Why choose Commercial/Industrial vs. Consumer Grade Displays

Posted on December 13, 2010

BLiNKBLiNK gives you professional advice

1. Displays are NOT created equal

No, I did not say brands are not created equal, I used the word displays. Price discrimination is performed by every company in the display industry. This generally means you get what you pay for regardless of what brand you purchase. It also can mean that an inexpensive version of a known brand could be a lower quality of an unknown. Then again, you could be taking a gamble there.

2. Resolution is not the "Solution" (at the least not the only solution)

While the resolution of a particular display may say a great deal about how the display will look, there are other factors to consider apart from the resolution. Think about dot pitch, input lag, response time, refresh rate, matrix type, and gamma correction. Resolution is only a piece of a huge pie.

3. Contrast the Brightness!

Whatever brightness and contrast between colors you want is somewhat determined by the venue of the installation. You will most likely not want a low brightness, high contrast display installed in a poor lit area. If this doesn't matter for other locales you're placing your screens, it may be wise to take inventory of what the lighting situations are like for each display installation and then purchase a display accordingly.

4. Pay attention to Input Ports

While this should go without saying, you will want to know exactly what inputs your display has.

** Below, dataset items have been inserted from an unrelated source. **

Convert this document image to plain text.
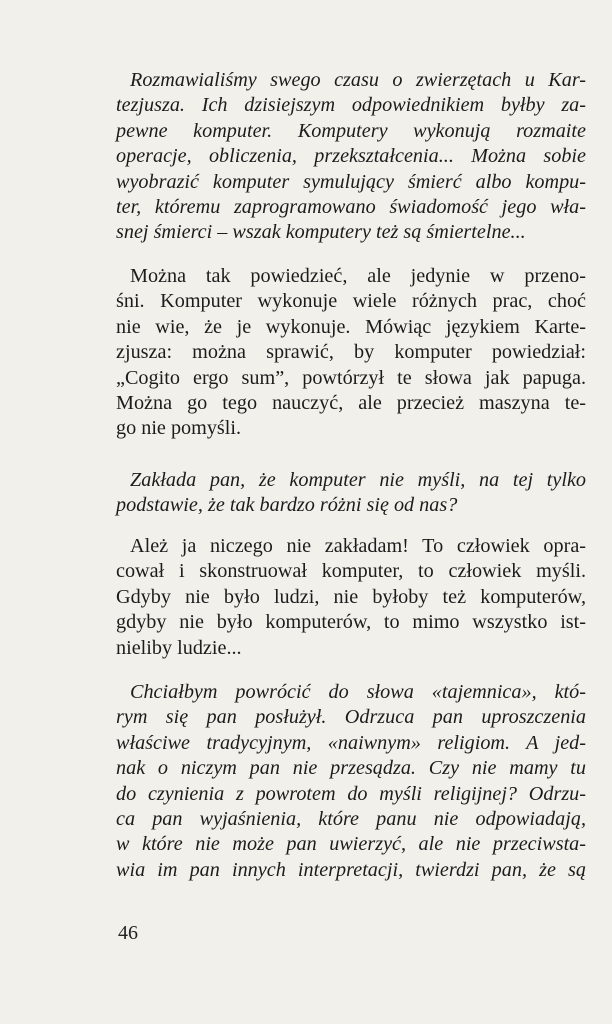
Rozmawialiśmy swego czasu o zwierzętach u Kar-
tezjusza. Ich dzisiejszym odpowiednikiem byłby za-
pewne komputer. Komputery wykonują rozmaite
operacje, obliczenia, przekształcenia... Można sobie
wyobrazić komputer symulujący śmierć albo kompu-
ter, któremu zaprogramowano świadomość jego wła-
snej śmierci – wszak komputery też są śmiertelne...
Można tak powiedzieć, ale jedynie w przeno-
śni. Komputer wykonuje wiele różnych prac, choć
nie wie, że je wykonuje. Mówiąc językiem Karte-
zjusza: można sprawić, by komputer powiedział:
„Cogito ergo sum”, powtórzył te słowa jak papuga.
Można go tego nauczyć, ale przecież maszyna te-
go nie pomyśli.
Zakłada pan, że komputer nie myśli, na tej tylko
podstawie, że tak bardzo różni się od nas?
Ależ ja niczego nie zakładam! To człowiek opra-
cował i skonstruował komputer, to człowiek myśli.
Gdyby nie było ludzi, nie byłoby też komputerów,
gdyby nie było komputerów, to mimo wszystko ist-
nieliby ludzie...
Chciałbym powrócić do słowa «tajemnica», któ-
rym się pan posłużył. Odrzuca pan uproszczenia
właściwe tradycyjnym, «naiwnym» religiom. A jed-
nak o niczym pan nie przesądza. Czy nie mamy tu
do czynienia z powrotem do myśli religijnej? Odrzu-
ca pan wyjaśnienia, które panu nie odpowiadają,
w które nie może pan uwierzyć, ale nie przeciwsta-
wia im pan innych interpretacji, twierdzi pan, że są
46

In some cases output ports will be important as well. Will your digital sign need DVI, VGA, LVDS, DisplayPort, S-Video or HDMI? Will it need a combination of all three? Which is absolutely necessary?

5. Pay attention to the Grayscale scale

Grayscale is linear color tracking from black to white. Good linear color tracking and a full grayscale on the display are an aspect of the commercial display. For digital signs the diversity of luminance from PC applications is often needed for industrial installations. Contrastingly, consumer displays often skew the grayscale for more of the bright/white end of the color spectrum.

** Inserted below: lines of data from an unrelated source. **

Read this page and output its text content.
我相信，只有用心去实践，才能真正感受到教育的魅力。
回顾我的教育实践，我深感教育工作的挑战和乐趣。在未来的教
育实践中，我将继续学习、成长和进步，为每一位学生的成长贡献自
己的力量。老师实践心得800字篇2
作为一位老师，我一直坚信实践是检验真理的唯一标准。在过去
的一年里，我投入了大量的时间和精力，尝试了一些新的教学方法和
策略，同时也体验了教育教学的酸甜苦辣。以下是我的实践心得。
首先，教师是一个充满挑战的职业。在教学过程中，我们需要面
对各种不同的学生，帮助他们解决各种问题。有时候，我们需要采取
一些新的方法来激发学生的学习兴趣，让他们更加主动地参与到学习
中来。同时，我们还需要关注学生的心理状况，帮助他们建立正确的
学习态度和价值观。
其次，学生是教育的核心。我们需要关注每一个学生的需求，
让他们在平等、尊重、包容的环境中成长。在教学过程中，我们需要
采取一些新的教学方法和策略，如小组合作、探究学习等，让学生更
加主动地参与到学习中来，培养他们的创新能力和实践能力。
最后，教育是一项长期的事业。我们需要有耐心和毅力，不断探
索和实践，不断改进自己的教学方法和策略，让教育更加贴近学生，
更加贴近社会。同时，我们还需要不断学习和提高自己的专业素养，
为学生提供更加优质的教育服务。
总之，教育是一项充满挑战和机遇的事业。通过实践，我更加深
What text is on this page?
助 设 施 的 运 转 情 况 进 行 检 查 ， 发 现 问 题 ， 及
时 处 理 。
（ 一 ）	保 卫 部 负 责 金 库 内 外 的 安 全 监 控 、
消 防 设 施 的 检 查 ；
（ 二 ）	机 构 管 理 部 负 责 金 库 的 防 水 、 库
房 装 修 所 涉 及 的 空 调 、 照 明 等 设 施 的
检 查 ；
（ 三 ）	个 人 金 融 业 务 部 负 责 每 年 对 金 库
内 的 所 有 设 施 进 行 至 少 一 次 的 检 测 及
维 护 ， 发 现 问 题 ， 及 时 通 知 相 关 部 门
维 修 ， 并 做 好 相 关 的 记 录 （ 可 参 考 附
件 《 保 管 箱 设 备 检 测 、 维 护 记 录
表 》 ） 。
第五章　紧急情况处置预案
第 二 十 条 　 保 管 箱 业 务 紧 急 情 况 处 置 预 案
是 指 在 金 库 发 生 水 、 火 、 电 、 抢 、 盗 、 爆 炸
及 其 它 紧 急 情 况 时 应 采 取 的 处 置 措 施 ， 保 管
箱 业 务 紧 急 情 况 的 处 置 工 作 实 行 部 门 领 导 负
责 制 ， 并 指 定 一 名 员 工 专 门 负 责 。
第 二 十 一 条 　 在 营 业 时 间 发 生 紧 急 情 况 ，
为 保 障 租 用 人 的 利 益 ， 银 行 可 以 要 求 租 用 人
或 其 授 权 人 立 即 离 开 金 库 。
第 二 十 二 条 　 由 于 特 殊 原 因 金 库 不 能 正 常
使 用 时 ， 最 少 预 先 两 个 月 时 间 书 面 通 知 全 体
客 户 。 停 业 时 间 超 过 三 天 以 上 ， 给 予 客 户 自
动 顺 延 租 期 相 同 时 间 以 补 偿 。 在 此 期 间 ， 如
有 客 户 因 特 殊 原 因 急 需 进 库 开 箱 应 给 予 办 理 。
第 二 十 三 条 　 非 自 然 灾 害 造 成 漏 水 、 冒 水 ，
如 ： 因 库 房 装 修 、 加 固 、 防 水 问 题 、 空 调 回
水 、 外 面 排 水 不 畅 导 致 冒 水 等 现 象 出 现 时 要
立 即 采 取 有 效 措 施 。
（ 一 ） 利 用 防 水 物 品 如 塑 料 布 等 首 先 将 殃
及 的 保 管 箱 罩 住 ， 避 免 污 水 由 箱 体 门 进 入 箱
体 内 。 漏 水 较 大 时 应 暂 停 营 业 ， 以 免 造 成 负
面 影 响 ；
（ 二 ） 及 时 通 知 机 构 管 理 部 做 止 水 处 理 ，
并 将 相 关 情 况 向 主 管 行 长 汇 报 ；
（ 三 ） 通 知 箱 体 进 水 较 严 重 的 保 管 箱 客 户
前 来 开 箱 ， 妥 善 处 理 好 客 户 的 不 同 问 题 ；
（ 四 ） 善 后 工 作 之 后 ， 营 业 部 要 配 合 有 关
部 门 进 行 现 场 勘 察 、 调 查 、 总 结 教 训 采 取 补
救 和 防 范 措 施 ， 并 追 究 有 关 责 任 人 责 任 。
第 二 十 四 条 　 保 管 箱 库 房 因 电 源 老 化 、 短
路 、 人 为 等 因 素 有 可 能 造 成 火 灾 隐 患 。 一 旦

6. The internal scalier algorithm matters

In simple terms, the internal scalier allows the display to recognize all PC video resolutions that may be input into the display. In commercial displays, the internal scalier algorithm is complex and therefore costs more. On the consumer end, the internal scalier algorithm only supports a very limited and extremely standardized set of PC resolutions.

7. Is your display secure?

Commercial displays are simply more secure. Consumer displays do not offer security features such as IR remote controls or front bezel control (control panel lock) options. Such security feature-sets can be very important for the longevity of the display. Without them, it may not matter what you spend if your display's security is compromised.

8. Burn-in Prevention

Image retention in a display is crucial. I have been the witness of many "burn-in." If you are unaware of what burn-in looks like, do a "Google Image Search for 'Burn-in'" and you'll see. Consumer displays are not generally designed to have images retained on the screen for long periods of time as a commercial display would. They are mostly made for motion graphics. Prevent this by going with an industrial display.

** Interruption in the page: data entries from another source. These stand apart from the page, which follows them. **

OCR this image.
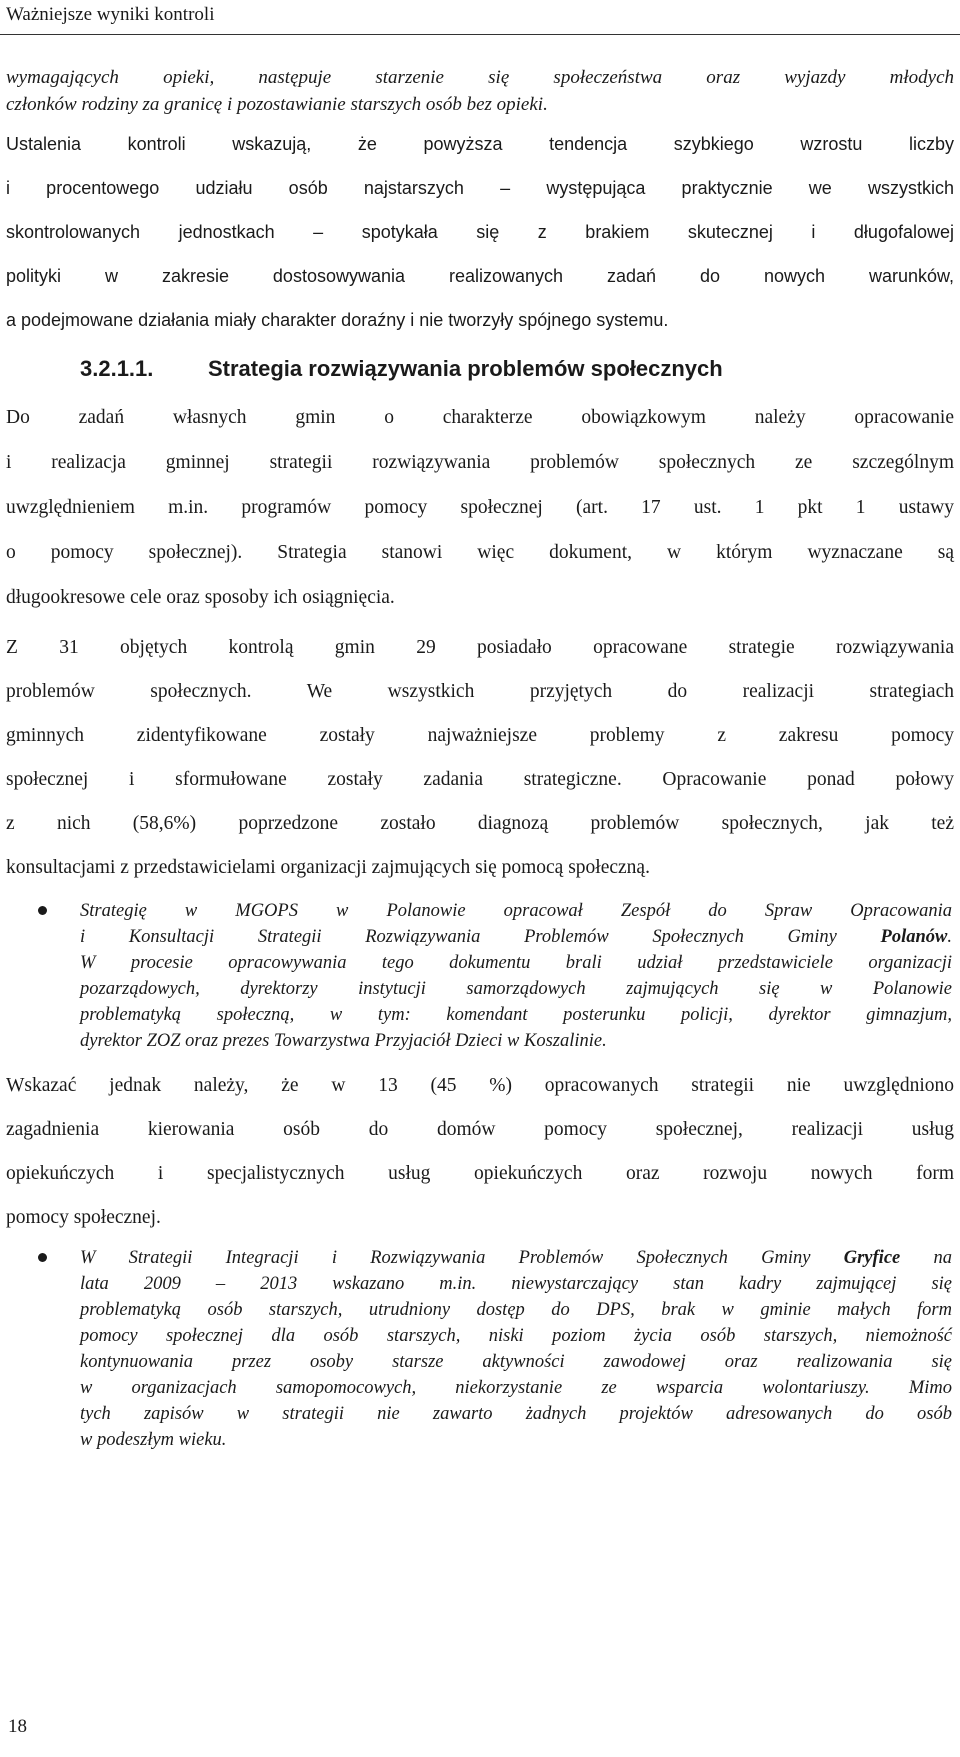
Ważniejsze wyniki kontroli

wymagających opieki, następuje starzenie się społeczeństwa oraz wyjazdy młodych

członków rodziny za granicę i pozostawianie starszych osób bez opieki.

Ustalenia kontroli wskazują, że powyższa tendencja szybkiego wzrostu liczby

i procentowego udziału osób najstarszych – występująca praktycznie we wszystkich

skontrolowanych jednostkach – spotykała się z brakiem skutecznej i długofalowej

polityki w zakresie dostosowywania realizowanych zadań do nowych warunków,

a podejmowane działania miały charakter doraźny i nie tworzyły spójnego systemu.

3.2.1.1. Strategia rozwiązywania problemów społecznych

Do zadań własnych gmin o charakterze obowiązkowym należy opracowanie

i realizacja gminnej strategii rozwiązywania problemów społecznych ze szczególnym

uwzględnieniem m.in. programów pomocy społecznej (art. 17 ust. 1 pkt 1 ustawy

o pomocy społecznej). Strategia stanowi więc dokument, w którym wyznaczane są

długookresowe cele oraz sposoby ich osiągnięcia.

Z 31 objętych kontrolą gmin 29 posiadało opracowane strategie rozwiązywania

problemów społecznych. We wszystkich przyjętych do realizacji strategiach

gminnych zidentyfikowane zostały najważniejsze problemy z zakresu pomocy

społecznej i sformułowane zostały zadania strategiczne. Opracowanie ponad połowy

z nich (58,6%) poprzedzone zostało diagnozą problemów społecznych, jak też

konsultacjami z przedstawicielami organizacji zajmujących się pomocą społeczną.

Strategię w MGOPS w Polanowie opracował Zespół do Spraw Opracowania

i Konsultacji Strategii Rozwiązywania Problemów Społecznych Gminy Polanów.

W procesie opracowywania tego dokumentu brali udział przedstawiciele organizacji

pozarządowych, dyrektorzy instytucji samorządowych zajmujących się w Polanowie

problematyką społeczną, w tym: komendant posterunku policji, dyrektor gimnazjum,

dyrektor ZOZ oraz prezes Towarzystwa Przyjaciół Dzieci w Koszalinie.

Wskazać jednak należy, że w 13 (45 %) opracowanych strategii nie uwzględniono

zagadnienia kierowania osób do domów pomocy społecznej, realizacji usług

opiekuńczych i specjalistycznych usług opiekuńczych oraz rozwoju nowych form

pomocy społecznej.

W Strategii Integracji i Rozwiązywania Problemów Społecznych Gminy Gryfice na

lata 2009 – 2013 wskazano m.in. niewystarczający stan kadry zajmującej się

problematyką osób starszych, utrudniony dostęp do DPS, brak w gminie małych form

pomocy społecznej dla osób starszych, niski poziom życia osób starszych, niemożność

kontynuowania przez osoby starsze aktywności zawodowej oraz realizowania się

w organizacjach samopomocowych, niekorzystanie ze wsparcia wolontariuszy. Mimo

tych zapisów w strategii nie zawarto żadnych projektów adresowanych do osób

w podeszłym wieku.

18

9. Can you say RS232? Well, can you?

One important feature of a commercial or industrial display is the ability to control the display's attributes through an industry-standard RS232 connection. This feature allows operators to be in control of the screen when not in the vicinity of the screen. It's one thing to have RS-232 capabilities, but making sure the display has the connection is vitally important as well. PC and video loop-through connector capability are also features to look for in an industrial display.

10. Display Orientation

Consumer displays often lack the ability to mount the display in portrait or landscape mode, industrial displays do not. While this is not always a deal breaker. It is something to consider.

11. Chassis and electronic component and design and mounting options

Commercial and industrial displays have better mounting options and more industrialized electrical components. They are designed to withstand long operating hours in areas that have greater variance in temperature fluctuation for both heat and cold.

In conclusion, it can be said that there are greater differences between commercial and consumer displays than initially meet the eye. Each fulfills its particular role and is designed for a very specific purpose. So, when choosing a display technology, be sure you go with something that will fulfill the needs of the specific niche you are working in. And make sure the hardware is as robust as possible.